ㅡ Tira a roupa. ㅡ Ele ordenou mais uma vez. Olhei para trás, um pouco insubordinado, sem saber o que esperar. ㅡ Vamos, tira a roupa, puto!

ㅡ A-Até a cueca? ㅡ Sussurrei mais uma vez, medroso da sua voz potente e da faca. Ele revirou os olhos e veio a tirar de mim por conta própria. Totalmente nu e exposto, finalmente descobri o propósito da faca --- além de me doutrinar através do medo, serviu para cortar as pernas da minha calça jeans, o figurino do meu "crime", bem como os bolsos, após mais uma revista.

ㅡ Era uma calça bonita até. Você parece um típico filho de papaizinho. ㅡ Fiquei calado enquanto papeavam. ㅡ Ah. Avisando logo que é pra depois não choramingar. Você chegou agora, então não está na lista do almoço. O jantar, talvez você consiga. Água é só três vezes ao dia.

ㅡ Ahn?! Três vezes? Como alguém pode sobreviver assim... ㅡ Resmunguei, mais parecendo como um soluço. Passei a me auto-questionar se eu merecia mesmo passar por aquela tortura, mas desde que passei do primeiro portão, senti minha alma se esvaindo e fugindo do meu controle.

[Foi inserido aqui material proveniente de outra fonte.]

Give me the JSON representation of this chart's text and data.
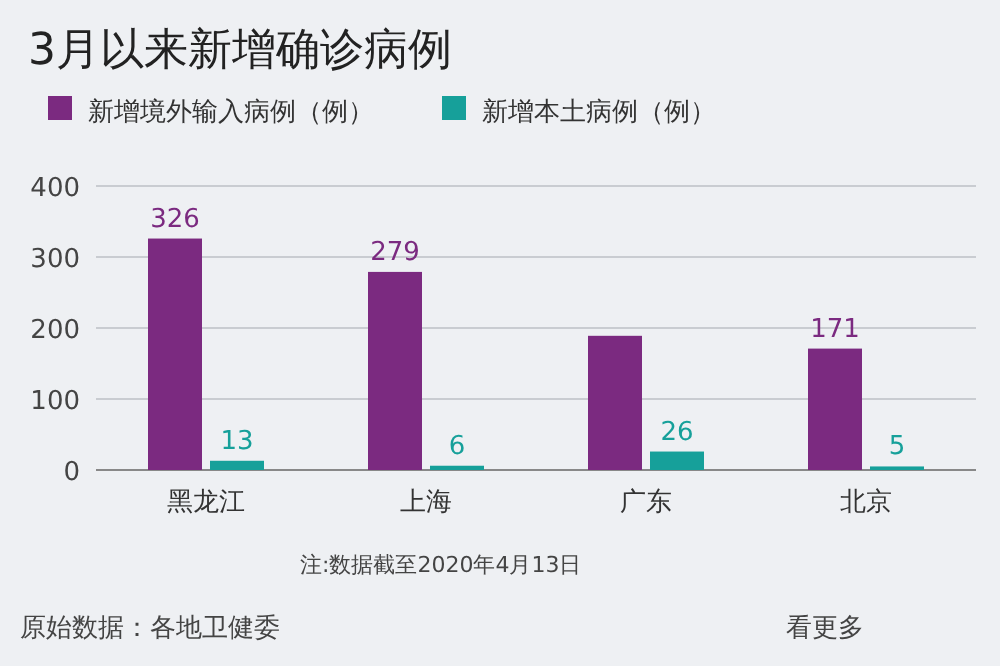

ㅡ Agora, com as mãos pra cima. ㅡ As levantei outra vez. ㅡ Agacha e levanta, 3 vezes. ㅡ Soltei o ar pelo nariz os obedecendo com certa relutância. ㅡ Está com vergonha? Hmn?!

ㅡ Isso é humilhante... ㅡ Murmurei entredentes, o agente me forçou para baixo a agachar. Na última vez, fiquei embaixo, com sua mão pesando sobre meu ombro, mesmo que meu corpo estivesse tremilicando de pavor.

ㅡ Agora tosse. Tosse forte! 3 vezes! Se tiver algo no seu corpo... Vai sair de um jeito ou de outro. ㅡ Ele falou me fazendo tossir contra minha vontade, senti minha garganta queimar e meus olhos marejarem.

ㅡ Vocês ainda não entenderam que eu não sou um criminoso? Eu não deveria estar aqui! ㅡ Raspei o último resquício de esperança que me sobrava, mas o agente da faca apenas rosnou e me fez levantar mais uma vez.

ㅡ Cala a boca! Não interessa se deveria ou não deveria, você está aqui agora e você tem regras a cumprir. De frente pra parede! Sempre! Mão pra trás. Veste. ㅡ Me jogou a calça rasgada a partir das coxas e a camiseta. ㅡ E mais, é 'sim senhor' e 'não senhor' pro seu agente. Sem perguntas, sem mimimi! Aqui você obedece se não vai pra solitária. Entendido, Lee?!

ㅡ ... S-Sim senhor. ㅡ Respondi em puro desespero depois de devidamente vestido. Depois desse momento traumático, a vida de presidiário realmente havia começado, passando por mais um corredor imundo até chegar na minha cela: a minha nova morada daqui em diante.